The science is clear – we face an emergency. We can and must decarbonise logistics. This was the stark message from Maersk general manager David Browne in his keynote address opening the second day of the Coastlink conference in Liverpool.

CLK Article 6

He also threw down a challenge to the International Maritime Organization’s Marine Environment Protection Committee (MEPC), where the IMO’s revised IMO GHG Strategy is due to be considered in July.

Describing the IMO’s Net Zero plan towards 2050 as a bit ‘sketchy’, he said of the MEPC: “I hope to see much greater ambition than the initial GHG strategy and a strong recommendation of what milestones need to be achieved, then supported and approved by governments.”

However, he said: “That will not stop us [Maersk] going forward and taking our own actions and ramping it up, because we have to deliver our goal of Net Zero across our whole business by 2040.”

The fleet is the right place to start, but Maersk is taking it a step further and looking to decarbonise across the whole end-to-end supply chain, taking in all the products and services it offers through the supply chain, said Browne – and that includes the use of other lines’ vessels for some shipping.

He gave details of Maerk’s green methanol fuelled 2,000 teu feeder vessel now being built and due to enter operations later this year, to be followed by a series of 16,000 teu capacity vessels powered by green methanol joining the fleet.

However, he said, with a large range of vessel sizes, types and roles, no one size fits all when it comes to future fuels for the world fleet.

Biodiesel has limited availability of feedstock, so scalability is an issue, for example. “Green ammonia could be a real contender – it is interesting and there have been good results from industry tests. However, waiting for ammonia to be proven and ready to scale would lose us the best part of the 2020s. Hydrogen is further down the line than ammonia.

“Green methanol technology is available now and is being fitted in our feeder and will be used for a larger fleet. We can start the change this year.”

Waiting for the other technologies to be ready is not an option, said Browne: “We need to change now. We do expect a mix of different carbon-neutral fuels to exist alongside each other.

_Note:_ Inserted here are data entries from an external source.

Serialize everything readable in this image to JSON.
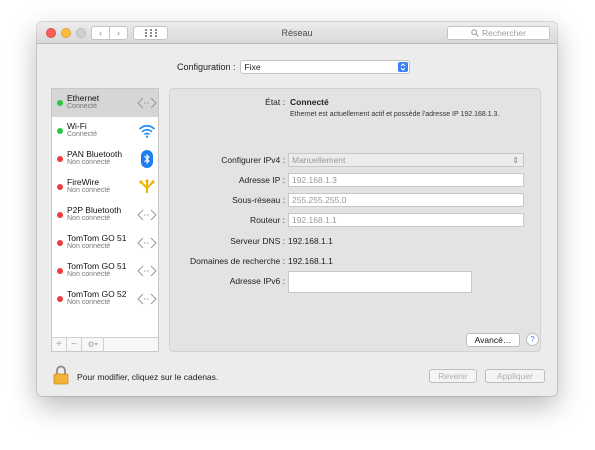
{
  "window": {
    "title": "Réseau"
  },
  "search": {
    "placeholder": "Rechercher"
  },
  "configuration": {
    "label": "Configuration :",
    "value": "Fixe"
  },
  "services": [
    {
      "name": "Ethernet",
      "status": "Connecté",
      "dot": "green",
      "icon": "ethernet-icon"
    },
    {
      "name": "Wi-Fi",
      "status": "Connecté",
      "dot": "green",
      "icon": "wifi-icon"
    },
    {
      "name": "PAN Bluetooth",
      "status": "Non connecté",
      "dot": "red",
      "icon": "bluetooth-icon"
    },
    {
      "name": "FireWire",
      "status": "Non connecté",
      "dot": "red",
      "icon": "firewire-icon"
    },
    {
      "name": "P2P Bluetooth",
      "status": "Non connecté",
      "dot": "red",
      "icon": "ethernet-icon"
    },
    {
      "name": "TomTom GO 51",
      "status": "Non connecté",
      "dot": "red",
      "icon": "ethernet-icon"
    },
    {
      "name": "TomTom GO 51",
      "status": "Non connecté",
      "dot": "red",
      "icon": "ethernet-icon"
    },
    {
      "name": "TomTom GO 52",
      "status": "Non connecté",
      "dot": "red",
      "icon": "ethernet-icon"
    }
  ],
  "sidebar_footer": {
    "add": "+",
    "remove": "−",
    "action": "⚙"
  },
  "detail": {
    "state_label": "État :",
    "state_value": "Connecté",
    "state_desc": "Ethernet est actuellement actif et possède l'adresse IP 192.168.1.3.",
    "ipv4_label": "Configurer IPv4 :",
    "ipv4_value": "Manuellement",
    "ip_label": "Adresse IP :",
    "ip_value": "192.168.1.3",
    "subnet_label": "Sous-réseau :",
    "subnet_value": "255.255.255.0",
    "router_label": "Routeur :",
    "router_value": "192.168.1.1",
    "dns_label": "Serveur DNS :",
    "dns_value": "192.168.1.1",
    "domains_label": "Domaines de recherche :",
    "domains_value": "192.168.1.1",
    "ipv6_label": "Adresse IPv6 :",
    "ipv6_value": ""
  },
  "buttons": {
    "advanced": "Avancé…",
    "help": "?",
    "revert": "Revenir",
    "apply": "Appliquer"
  },
  "footer": {
    "lock_text": "Pour modifier, cliquez sur le cadenas."
  },
  "colors": {
    "accent": "#3b82f6",
    "connected": "#28c840",
    "disconnected": "#ee3b37",
    "wifi": "#1e8cf0",
    "firewire": "#f2b400"
  }
}
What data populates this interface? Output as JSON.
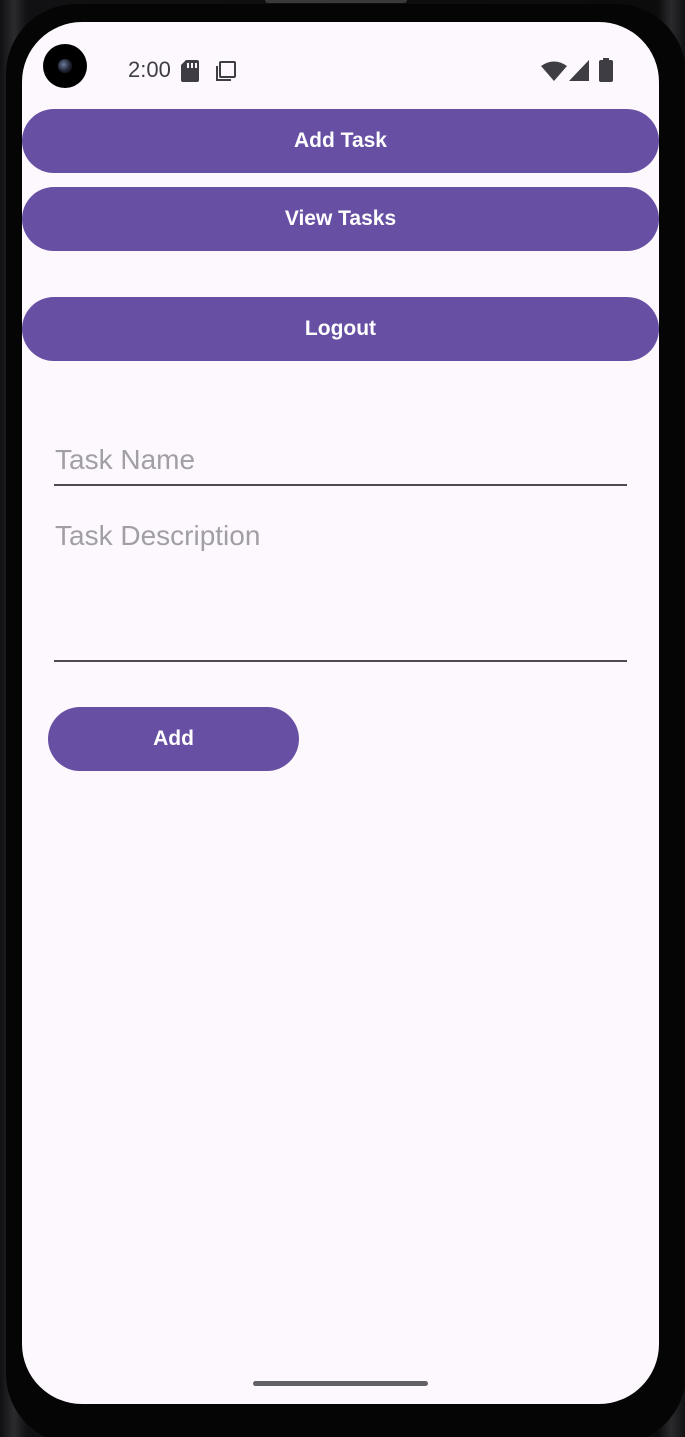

The biggest challenge is scaling these fuels to meet global demand – this will require collaboration across the value chain.”

Because of the size of its fleet, Maersk is in a position to assist the industry in moving forward on decarbonisation and future fuels, noted Browne.

“We are in a position where we can say ‘let’s get a methanol vessel in the water now and run it for a few years.”

Other operators with smaller fleets which don’t have the opportunity to run a test case, “might be able to learn from our successes or failures”, he said.